「その曲らしさ」を出すためにやるべきこと
東京クラリネット教室
2020年2月22日、今年2回目の中級者アンサンブルが開催されました。
久しぶりのご参加の方と、体験の方がいらっしゃる予定だったので、「今回は人数が多い!」とホクホクしていたのですが、いざ当日になってみたら、お仕事や体調不良の方などがいらっしゃって、講師含めて4名でのアンサンブルとなりました。
今は特に、いろいろ流行っているので怖いですね。
不調な方は、どうぞご無理のないように過ごしていただければと思います。
そんなわけで、今回は先月演奏した、ドビュッシー作曲「アラベスク第1番」をやろうと思っていたのですが、こちらの編成は六重奏なので断念。
ピエルネ作曲・15の小品より「タランテラ(ナポリの思い出)」が、前回あまりに謎すぎたので、今日は「このタランテラを楽しく演奏できるようにしよう!」と目標を決めて、演奏することにしました。
こちらは、今回参加の人数ぴったりの、四重奏です。
早速始めていきましょう。
「タランテラ」が何かを知ろう
まず、曲の理解を深めるために「タランテラ」が一体なんなのかを知りましょう。
今はすぐに手元で調べられるので、楽ですね。
さて、タランテラは、イタリアの舞曲の一種です。
ピアノを習っていた方であれば、ブルグミュラーのタランテラを演奏したことがあるのではないでしょうか。
8分の6拍子(もしくは8分の3拍子)の速い舞曲で、八分音符・八分休符・八分音符のリズムが特徴的です。
記譜にすると、1番パートの57小節目からのフレーズのようなリズムですね。
これが軽やかに吹けるかどうか、また、八分音符が3つ(もしくは6つ)並んでる音型を、重くなりすぎずに拍をたっぷり使って吹けるかどうかが、タランテラの「タランテラらしさ」を左右します。
もし可能であれば、サンプルとして実際のタランテラを聴いてみると、演奏に活きるはずです。
この曲の音源でなくても構わないので、何かしらタランテラを聴いて、しっかりイメージを掴んでおきましょう。
休符の扱いに気をつける
過去にもお伝えしてきましたが、「休符を演奏する」というのは、とても難しいことです。
音符であれば、吹けばいいわけですが、休符は、音がない時間を作って表現をせねばなりません。
先程のスコアを見ていただいてもわかると思いますが、タランテラは軽快な舞曲ですので、休符が効果的に使われています。
頭打ちなどでは、軽やかに短く吹きやすいですが、四分音符のあとの八分休符などは、ついつい曖昧になりがちです。

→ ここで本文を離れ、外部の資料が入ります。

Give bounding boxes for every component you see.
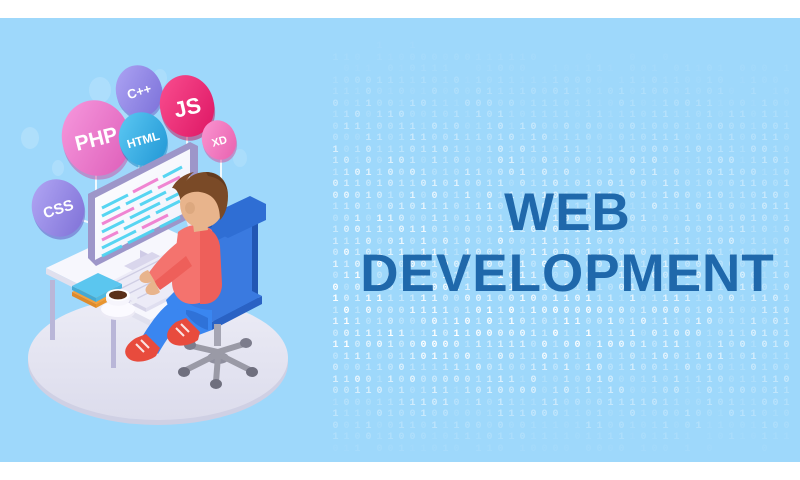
- binary-glyph: 0: [363, 76, 374, 88]
- binary-glyph: 1: [770, 375, 781, 387]
- binary-glyph: 0: [583, 409, 594, 421]
- binary-glyph: 1: [374, 53, 385, 65]
- binary-glyph: 0: [638, 110, 649, 122]
- binary-glyph: 0: [715, 122, 726, 134]
- binary-glyph: 1: [462, 363, 473, 375]
- binary-glyph: 1: [374, 110, 385, 122]
- binary-glyph: 1: [605, 168, 616, 180]
- binary-glyph: 1: [572, 409, 583, 421]
- binary-glyph: 1: [528, 398, 539, 410]
- binary-glyph: 1: [396, 398, 407, 410]
- binary-glyph: 1: [528, 168, 539, 180]
- binary-glyph: 1: [341, 444, 352, 456]
- binary-glyph: 1: [704, 421, 715, 433]
- binary-glyph: 1: [726, 168, 737, 180]
- binary-glyph: 0: [561, 99, 572, 111]
- binary-glyph: 1: [528, 432, 539, 444]
- binary-glyph: 0: [352, 363, 363, 375]
- binary-glyph: 0: [495, 168, 506, 180]
- binary-glyph: 0: [594, 317, 605, 329]
- binary-glyph: 0: [462, 317, 473, 329]
- binary-glyph: 1: [341, 168, 352, 180]
- binary-glyph: 1: [517, 122, 528, 134]
- binary-glyph: 0: [385, 317, 396, 329]
- binary-glyph: 1: [429, 110, 440, 122]
- binary-glyph: 1: [396, 386, 407, 398]
- binary-glyph: 1: [473, 53, 484, 65]
- binary-glyph: 1: [440, 99, 451, 111]
- binary-glyph: 1: [748, 122, 759, 134]
- binary-glyph: 1: [495, 375, 506, 387]
- binary-glyph: 1: [407, 421, 418, 433]
- binary-glyph: 0: [660, 409, 671, 421]
- binary-glyph: 0: [770, 317, 781, 329]
- binary-glyph: 1: [341, 375, 352, 387]
- binary-glyph: 0: [495, 329, 506, 341]
- binary-glyph: 1: [638, 444, 649, 456]
- binary-glyph: 0: [726, 99, 737, 111]
- binary-glyph: 1: [528, 145, 539, 157]
- binary-glyph: 1: [539, 432, 550, 444]
- binary-glyph: 1: [517, 444, 528, 456]
- binary-glyph: 0: [451, 340, 462, 352]
- binary-glyph: 0: [638, 386, 649, 398]
- binary-glyph: 0: [781, 409, 792, 421]
- binary-glyph: 0: [759, 76, 770, 88]
- binary-glyph: 0: [341, 329, 352, 341]
- binary-glyph: 1: [528, 133, 539, 145]
- binary-glyph: 0: [462, 375, 473, 387]
- binary-glyph: 1: [693, 168, 704, 180]
- binary-glyph: 0: [484, 421, 495, 433]
- binary-glyph: 0: [506, 363, 517, 375]
- binary-glyph: 0: [517, 363, 528, 375]
- binary-glyph: 0: [374, 444, 385, 456]
- binary-glyph: 0: [682, 421, 693, 433]
- binary-glyph: 1: [440, 122, 451, 134]
- binary-glyph: 0: [473, 99, 484, 111]
- binary-glyph: 0: [583, 76, 594, 88]
- binary-glyph: 1: [418, 386, 429, 398]
- binary-glyph: 0: [517, 99, 528, 111]
- binary-glyph: 1: [385, 53, 396, 65]
- binary-glyph: 1: [770, 386, 781, 398]
- binary-glyph: 0: [561, 340, 572, 352]
- binary-glyph: 0: [627, 168, 638, 180]
- binary-glyph: 1: [704, 329, 715, 341]
- binary-glyph: 0: [671, 409, 682, 421]
- binary-glyph: 1: [407, 122, 418, 134]
- binary-glyph: 0: [539, 317, 550, 329]
- binary-glyph: 0: [352, 340, 363, 352]
- binary-glyph: 1: [473, 432, 484, 444]
- binary-glyph: 1: [594, 375, 605, 387]
- binary-glyph: 1: [506, 87, 517, 99]
- binary-glyph: 1: [759, 156, 770, 168]
- binary-glyph: 0: [605, 421, 616, 433]
- binary-glyph: 1: [506, 76, 517, 88]
- binary-glyph: 1: [671, 145, 682, 157]
- binary-glyph: 0: [737, 352, 748, 364]
- binary-glyph: 1: [484, 444, 495, 456]
- binary-glyph: 0: [528, 53, 539, 65]
- binary-glyph: 1: [616, 352, 627, 364]
- binary-glyph: 1: [693, 122, 704, 134]
- binary-glyph: 1: [539, 375, 550, 387]
- binary-glyph: 0: [396, 340, 407, 352]
- binary-glyph: 1: [407, 306, 418, 318]
- binary-glyph: 1: [517, 352, 528, 364]
- binary-glyph: 1: [341, 122, 352, 134]
- binary-glyph: 0: [440, 409, 451, 421]
- binary-glyph: 1: [682, 110, 693, 122]
- binary-glyph: 0: [451, 444, 462, 456]
- binary-glyph: 0: [561, 444, 572, 456]
- binary-glyph: 1: [704, 340, 715, 352]
- binary-glyph: 0: [770, 156, 781, 168]
- binary-glyph: 1: [462, 145, 473, 157]
- binary-glyph: 1: [495, 110, 506, 122]
- binary-glyph: 1: [682, 386, 693, 398]
- binary-glyph: 0: [649, 156, 660, 168]
- binary-glyph: 0: [385, 386, 396, 398]
- binary-glyph: 1: [539, 99, 550, 111]
- binary-glyph: 1: [583, 145, 594, 157]
- binary-glyph: 1: [704, 76, 715, 88]
- binary-glyph: 1: [385, 409, 396, 421]
- binary-glyph: 1: [418, 444, 429, 456]
- binary-glyph: 1: [506, 398, 517, 410]
- binary-glyph: 1: [605, 133, 616, 145]
- binary-glyph: 1: [495, 53, 506, 65]
- binary-glyph: 1: [748, 409, 759, 421]
- binary-glyph: 0: [561, 168, 572, 180]
- binary-glyph: 0: [704, 168, 715, 180]
- binary-glyph: 1: [473, 76, 484, 88]
- binary-glyph: 0: [407, 53, 418, 65]
- binary-glyph: 0: [550, 363, 561, 375]
- binary-glyph: 1: [671, 317, 682, 329]
- binary-glyph: 1: [649, 432, 660, 444]
- binary-glyph: 0: [550, 122, 561, 134]
- binary-glyph: 1: [341, 409, 352, 421]
- binary-glyph: 1: [374, 317, 385, 329]
- binary-glyph: 0: [583, 398, 594, 410]
- binary-glyph: 0: [693, 409, 704, 421]
- binary-glyph: 0: [341, 156, 352, 168]
- binary-glyph: 0: [715, 375, 726, 387]
- binary-glyph: 0: [440, 53, 451, 65]
- binary-glyph: 0: [660, 306, 671, 318]
- binary-glyph: 1: [506, 156, 517, 168]
- binary-glyph: 0: [616, 306, 627, 318]
- binary-glyph: 0: [352, 432, 363, 444]
- binary-glyph: 0: [616, 122, 627, 134]
- binary-glyph: 0: [781, 421, 792, 433]
- binary-glyph: 1: [671, 340, 682, 352]
- binary-glyph: 0: [682, 363, 693, 375]
- binary-glyph: 0: [649, 444, 660, 456]
- binary-glyph: 0: [605, 87, 616, 99]
- binary-glyph: 1: [550, 398, 561, 410]
- binary-glyph: 1: [638, 156, 649, 168]
- binary-glyph: 1: [748, 340, 759, 352]
- binary-glyph: 1: [671, 375, 682, 387]
- binary-glyph: 1: [605, 432, 616, 444]
- binary-glyph: 1: [605, 317, 616, 329]
- binary-glyph: 1: [495, 409, 506, 421]
- binary-glyph: 0: [473, 156, 484, 168]
- binary-glyph: 1: [418, 306, 429, 318]
- binary-glyph: 1: [517, 340, 528, 352]
- binary-glyph: 1: [407, 444, 418, 456]
- binary-glyph: 1: [737, 363, 748, 375]
- binary-glyph: 1: [704, 375, 715, 387]
- binary-glyph: 1: [649, 168, 660, 180]
- binary-glyph: 1: [462, 168, 473, 180]
- binary-glyph: 0: [440, 375, 451, 387]
- binary-glyph: 0: [737, 99, 748, 111]
- binary-glyph: 0: [605, 363, 616, 375]
- binary-glyph: 1: [363, 122, 374, 134]
- binary-glyph: 1: [616, 432, 627, 444]
- binary-glyph: 1: [539, 145, 550, 157]
- binary-glyph: 1: [374, 41, 385, 53]
- binary-glyph: 0: [737, 64, 748, 76]
- binary-glyph: 1: [385, 87, 396, 99]
- binary-glyph: 1: [352, 64, 363, 76]
- binary-glyph: 0: [352, 110, 363, 122]
- binary-glyph: 0: [451, 409, 462, 421]
- binary-glyph: 0: [561, 352, 572, 364]
- binary-glyph: 1: [561, 110, 572, 122]
- binary-glyph: 0: [649, 329, 660, 341]
- binary-glyph: 1: [649, 99, 660, 111]
- binary-glyph: 1: [561, 329, 572, 341]
- binary-glyph: 1: [352, 409, 363, 421]
- binary-glyph: 1: [429, 386, 440, 398]
- binary-glyph: 0: [539, 156, 550, 168]
- binary-glyph: 1: [418, 145, 429, 157]
- binary-glyph: 1: [550, 432, 561, 444]
- binary-glyph: 0: [363, 340, 374, 352]
- binary-glyph: 0: [550, 87, 561, 99]
- binary-glyph: 1: [352, 386, 363, 398]
- binary-glyph: 1: [418, 363, 429, 375]
- binary-glyph: 0: [341, 363, 352, 375]
- binary-glyph: 0: [363, 110, 374, 122]
- binary-glyph: 1: [451, 110, 462, 122]
- binary-glyph: 1: [473, 110, 484, 122]
- binary-glyph: 1: [440, 386, 451, 398]
- binary-glyph: 0: [605, 99, 616, 111]
- binary-glyph: 0: [671, 64, 682, 76]
- binary-glyph: 0: [506, 168, 517, 180]
- binary-glyph: 1: [506, 145, 517, 157]
- binary-glyph: 1: [517, 156, 528, 168]
- binary-glyph: 1: [737, 409, 748, 421]
- binary-glyph: 0: [748, 145, 759, 157]
- binary-glyph: 1: [660, 99, 671, 111]
- binary-glyph: 0: [407, 110, 418, 122]
- binary-glyph: 1: [715, 133, 726, 145]
- binary-glyph: 1: [561, 363, 572, 375]
- binary-glyph: 1: [473, 317, 484, 329]
- binary-glyph: 1: [649, 317, 660, 329]
- binary-glyph: 0: [539, 168, 550, 180]
- binary-glyph: 0: [396, 53, 407, 65]
- binary-glyph: 0: [583, 87, 594, 99]
- binary-glyph: 1: [671, 398, 682, 410]
- binary-glyph: 0: [385, 421, 396, 433]
- binary-glyph: 0: [539, 87, 550, 99]
- binary-glyph: 0: [704, 122, 715, 134]
- binary-glyph: 0: [374, 340, 385, 352]
- binary-glyph: 0: [396, 306, 407, 318]
- binary-glyph: 0: [616, 386, 627, 398]
- binary-glyph: 0: [495, 99, 506, 111]
- binary-glyph: 1: [649, 133, 660, 145]
- binary-glyph: 1: [352, 87, 363, 99]
- binary-glyph: 1: [616, 76, 627, 88]
- binary-glyph: 0: [616, 340, 627, 352]
- binary-glyph: 1: [682, 409, 693, 421]
- binary-glyph: 1: [396, 145, 407, 157]
- title-line-web: WEB: [340, 186, 795, 239]
- binary-glyph: 1: [539, 76, 550, 88]
- binary-glyph: 0: [594, 306, 605, 318]
- binary-glyph: 1: [715, 87, 726, 99]
- binary-glyph: 1: [583, 363, 594, 375]
- binary-glyph: 0: [440, 110, 451, 122]
- binary-glyph: 1: [341, 340, 352, 352]
- binary-glyph: 0: [583, 375, 594, 387]
- binary-glyph: 1: [726, 363, 737, 375]
- binary-glyph: 0: [737, 133, 748, 145]
- banner-root: 1110100111001011010011101001011010100101…: [0, 18, 800, 462]
- binary-glyph: 1: [583, 432, 594, 444]
- binary-glyph: 0: [781, 99, 792, 111]
- binary-glyph: 1: [682, 64, 693, 76]
- binary-glyph: 1: [385, 76, 396, 88]
- binary-glyph: 0: [484, 317, 495, 329]
- binary-glyph: 1: [352, 99, 363, 111]
- binary-glyph: 1: [715, 352, 726, 364]
- binary-glyph: 0: [682, 99, 693, 111]
- binary-glyph: 1: [418, 64, 429, 76]
- binary-glyph: 1: [737, 329, 748, 341]
- binary-glyph: 0: [462, 122, 473, 134]
- binary-glyph: 0: [759, 122, 770, 134]
- binary-glyph: 0: [583, 156, 594, 168]
- binary-glyph: 0: [781, 306, 792, 318]
- binary-glyph: 1: [341, 432, 352, 444]
- binary-glyph: 1: [407, 99, 418, 111]
- binary-glyph: 0: [528, 375, 539, 387]
- binary-glyph: 0: [407, 432, 418, 444]
- binary-glyph: 1: [385, 156, 396, 168]
- binary-glyph: 1: [616, 168, 627, 180]
- binary-glyph: 0: [715, 317, 726, 329]
- binary-glyph: 0: [715, 398, 726, 410]
- binary-glyph: 1: [495, 133, 506, 145]
- binary-glyph: 1: [759, 421, 770, 433]
- binary-glyph: 1: [484, 386, 495, 398]
- binary-glyph: 0: [759, 145, 770, 157]
- binary-glyph: 1: [484, 64, 495, 76]
- binary-glyph: 0: [715, 432, 726, 444]
- binary-glyph: 1: [748, 375, 759, 387]
- binary-glyph: 0: [561, 156, 572, 168]
- binary-glyph: 1: [660, 421, 671, 433]
- binary-glyph: 0: [396, 375, 407, 387]
- binary-glyph: 1: [627, 432, 638, 444]
- binary-glyph: 0: [374, 421, 385, 433]
- binary-glyph: 1: [726, 398, 737, 410]
- binary-glyph: 1: [638, 168, 649, 180]
- binary-glyph: 0: [748, 110, 759, 122]
- binary-glyph: 0: [495, 444, 506, 456]
- binary-glyph: 1: [352, 352, 363, 364]
- binary-glyph: 0: [363, 317, 374, 329]
- binary-glyph: 1: [748, 99, 759, 111]
- binary-glyph: 1: [440, 306, 451, 318]
- binary-glyph: 1: [759, 110, 770, 122]
- binary-glyph: 1: [451, 317, 462, 329]
- binary-glyph: 1: [352, 156, 363, 168]
- binary-glyph: 0: [429, 53, 440, 65]
- binary-glyph: 0: [407, 409, 418, 421]
- binary-glyph: 0: [616, 99, 627, 111]
- binary-glyph: 0: [693, 363, 704, 375]
- binary-glyph: 0: [407, 386, 418, 398]
- binary-glyph: 1: [517, 409, 528, 421]
- binary-glyph: 0: [770, 363, 781, 375]
- tech-bubble-css[interactable]: CSS: [24, 172, 92, 246]
- binary-glyph: 1: [693, 306, 704, 318]
- binary-glyph: 0: [517, 432, 528, 444]
- binary-glyph: 0: [374, 87, 385, 99]
- binary-glyph: 1: [649, 375, 660, 387]
- binary-glyph: 0: [341, 306, 352, 318]
- binary-glyph: 0: [396, 156, 407, 168]
- binary-glyph: 0: [649, 363, 660, 375]
- binary-glyph: 0: [759, 398, 770, 410]
- binary-glyph: 1: [759, 375, 770, 387]
- binary-glyph: 1: [594, 340, 605, 352]
- binary-glyph: 0: [374, 386, 385, 398]
- binary-glyph: 1: [495, 317, 506, 329]
- binary-glyph: 0: [660, 87, 671, 99]
- binary-glyph: 1: [781, 398, 792, 410]
- binary-glyph: 0: [440, 133, 451, 145]
- binary-glyph: 0: [759, 317, 770, 329]
- binary-glyph: 1: [539, 110, 550, 122]
- binary-glyph: 1: [627, 110, 638, 122]
- binary-glyph: 0: [495, 64, 506, 76]
- binary-glyph: 1: [693, 156, 704, 168]
- binary-glyph: 1: [506, 375, 517, 387]
- binary-glyph: 1: [649, 64, 660, 76]
- binary-glyph: 0: [528, 340, 539, 352]
- binary-glyph: 1: [473, 133, 484, 145]
- binary-glyph: 1: [572, 329, 583, 341]
- binary-glyph: 0: [693, 76, 704, 88]
- binary-glyph: 1: [341, 87, 352, 99]
- binary-glyph: 1: [605, 329, 616, 341]
- binary-glyph: 0: [429, 340, 440, 352]
- binary-glyph: 0: [451, 122, 462, 134]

「なんとなーく伸ばして吹いてしまった」ということがないよう、ピシッと空間を作ることを常に意識しましょう。
すっきりした演奏に変化するはずです。
単純な曲に聴き映えをプラスする
聴いていておもしろい演奏というのは、
- その曲に合ったテンポ
- 強弱
というのが必須です。
もちろん他にもいろいろと気をつけるべきことはあり、それらによってどんどんと良い演奏になっていきますが、この2点は不可欠でしょう。

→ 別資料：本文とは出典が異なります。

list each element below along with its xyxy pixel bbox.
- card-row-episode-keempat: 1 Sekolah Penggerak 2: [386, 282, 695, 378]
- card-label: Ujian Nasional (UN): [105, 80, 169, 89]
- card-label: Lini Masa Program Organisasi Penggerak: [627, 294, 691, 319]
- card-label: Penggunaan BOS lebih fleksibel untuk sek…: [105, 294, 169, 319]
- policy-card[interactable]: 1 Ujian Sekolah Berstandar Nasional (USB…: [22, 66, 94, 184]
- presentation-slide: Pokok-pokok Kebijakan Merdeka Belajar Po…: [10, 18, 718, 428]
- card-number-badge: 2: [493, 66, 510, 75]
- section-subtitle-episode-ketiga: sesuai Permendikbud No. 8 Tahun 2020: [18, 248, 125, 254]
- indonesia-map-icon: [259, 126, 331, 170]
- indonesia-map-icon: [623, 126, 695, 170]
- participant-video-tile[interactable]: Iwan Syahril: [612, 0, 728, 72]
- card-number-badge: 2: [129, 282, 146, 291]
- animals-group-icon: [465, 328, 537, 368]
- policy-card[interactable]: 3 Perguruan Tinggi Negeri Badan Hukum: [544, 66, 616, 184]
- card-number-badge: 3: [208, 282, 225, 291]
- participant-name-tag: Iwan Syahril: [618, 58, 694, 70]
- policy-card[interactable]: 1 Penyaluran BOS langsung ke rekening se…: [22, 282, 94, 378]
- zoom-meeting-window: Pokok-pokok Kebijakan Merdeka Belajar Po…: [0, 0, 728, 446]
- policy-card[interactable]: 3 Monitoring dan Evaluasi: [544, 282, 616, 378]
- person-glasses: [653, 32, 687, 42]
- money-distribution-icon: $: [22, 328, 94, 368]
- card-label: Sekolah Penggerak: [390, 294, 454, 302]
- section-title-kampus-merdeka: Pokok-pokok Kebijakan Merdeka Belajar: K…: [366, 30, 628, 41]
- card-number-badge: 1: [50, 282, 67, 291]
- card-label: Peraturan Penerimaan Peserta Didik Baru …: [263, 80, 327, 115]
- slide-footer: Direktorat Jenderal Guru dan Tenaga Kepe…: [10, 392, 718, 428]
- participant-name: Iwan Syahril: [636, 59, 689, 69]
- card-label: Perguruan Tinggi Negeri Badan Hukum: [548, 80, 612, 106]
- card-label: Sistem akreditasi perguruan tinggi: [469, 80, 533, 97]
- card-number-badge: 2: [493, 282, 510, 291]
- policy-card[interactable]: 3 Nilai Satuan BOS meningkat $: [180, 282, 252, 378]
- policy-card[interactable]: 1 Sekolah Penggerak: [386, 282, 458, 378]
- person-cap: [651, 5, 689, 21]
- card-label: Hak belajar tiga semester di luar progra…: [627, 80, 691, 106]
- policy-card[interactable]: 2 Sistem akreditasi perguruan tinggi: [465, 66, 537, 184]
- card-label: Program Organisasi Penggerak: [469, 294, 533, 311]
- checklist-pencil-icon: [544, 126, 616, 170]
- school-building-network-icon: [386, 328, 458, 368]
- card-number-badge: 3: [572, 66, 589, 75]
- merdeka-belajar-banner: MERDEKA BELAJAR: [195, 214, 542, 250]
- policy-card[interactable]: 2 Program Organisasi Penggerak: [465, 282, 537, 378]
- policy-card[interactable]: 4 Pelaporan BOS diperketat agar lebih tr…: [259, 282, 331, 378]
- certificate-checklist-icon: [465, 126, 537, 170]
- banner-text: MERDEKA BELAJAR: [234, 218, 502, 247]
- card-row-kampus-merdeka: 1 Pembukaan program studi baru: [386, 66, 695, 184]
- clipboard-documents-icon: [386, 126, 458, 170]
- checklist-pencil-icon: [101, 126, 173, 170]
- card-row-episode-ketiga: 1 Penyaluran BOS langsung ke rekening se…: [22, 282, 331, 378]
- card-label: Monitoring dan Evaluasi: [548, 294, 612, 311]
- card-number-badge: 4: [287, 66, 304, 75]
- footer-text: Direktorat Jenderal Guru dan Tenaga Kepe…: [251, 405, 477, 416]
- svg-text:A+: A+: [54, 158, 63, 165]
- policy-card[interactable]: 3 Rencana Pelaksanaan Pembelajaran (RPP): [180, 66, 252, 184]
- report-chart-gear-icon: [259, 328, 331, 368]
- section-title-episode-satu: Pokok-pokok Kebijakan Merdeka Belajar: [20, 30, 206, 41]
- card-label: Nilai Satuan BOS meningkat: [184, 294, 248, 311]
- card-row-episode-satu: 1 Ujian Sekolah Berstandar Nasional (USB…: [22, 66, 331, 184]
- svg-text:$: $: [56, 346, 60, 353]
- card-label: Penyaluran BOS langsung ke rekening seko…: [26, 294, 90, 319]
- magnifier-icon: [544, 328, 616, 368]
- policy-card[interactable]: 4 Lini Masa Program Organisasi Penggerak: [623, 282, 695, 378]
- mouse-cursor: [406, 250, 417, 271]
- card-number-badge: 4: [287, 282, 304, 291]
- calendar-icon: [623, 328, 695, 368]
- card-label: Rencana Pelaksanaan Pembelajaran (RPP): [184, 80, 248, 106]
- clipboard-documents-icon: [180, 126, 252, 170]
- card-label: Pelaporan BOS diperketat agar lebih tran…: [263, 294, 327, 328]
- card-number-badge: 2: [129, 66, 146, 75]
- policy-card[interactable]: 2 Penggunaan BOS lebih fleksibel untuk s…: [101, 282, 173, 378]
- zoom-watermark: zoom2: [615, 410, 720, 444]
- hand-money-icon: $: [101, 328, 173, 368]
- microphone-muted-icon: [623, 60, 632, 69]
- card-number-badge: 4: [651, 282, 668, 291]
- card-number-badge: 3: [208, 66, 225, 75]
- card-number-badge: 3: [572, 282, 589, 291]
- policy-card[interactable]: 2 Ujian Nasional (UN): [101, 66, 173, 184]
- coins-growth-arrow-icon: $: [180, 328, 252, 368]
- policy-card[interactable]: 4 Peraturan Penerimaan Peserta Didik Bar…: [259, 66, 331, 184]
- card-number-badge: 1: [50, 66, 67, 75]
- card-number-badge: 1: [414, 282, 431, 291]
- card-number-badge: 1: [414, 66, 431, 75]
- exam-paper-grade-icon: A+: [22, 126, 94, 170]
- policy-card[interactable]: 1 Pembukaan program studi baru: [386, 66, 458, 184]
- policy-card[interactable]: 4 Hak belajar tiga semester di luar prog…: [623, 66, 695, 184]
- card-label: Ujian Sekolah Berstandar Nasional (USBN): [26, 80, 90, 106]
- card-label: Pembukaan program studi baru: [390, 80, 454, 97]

今日は最後に録音をしてみましたが、参加者の皆様に聴いていただいたところ、やはりその2点がまず気になったとのこと。
自分達で思っているものと、客観的に聴いた時の差というのは、考えている以上に大きかったりします。
特に強弱は、手元に楽譜がない人が聴いても、変化がしっかり伝わるよう、大げさに表現できるようにしていきましょう。
今日の目標の「タランテラを楽しく演奏できるようにしよう」は、「完璧!」とまではいきませんでしたが、様子も見えてきて、だいぶウキウキと吹けたのではないかと思います。
次回この曲を演奏する時は、もう少し人数が増えているかと思いますが、今日やったことはしっかり振り返りをしていただいて、今回いらっしゃらなかった方を引っ張れる演奏を身につけておいて下さいね。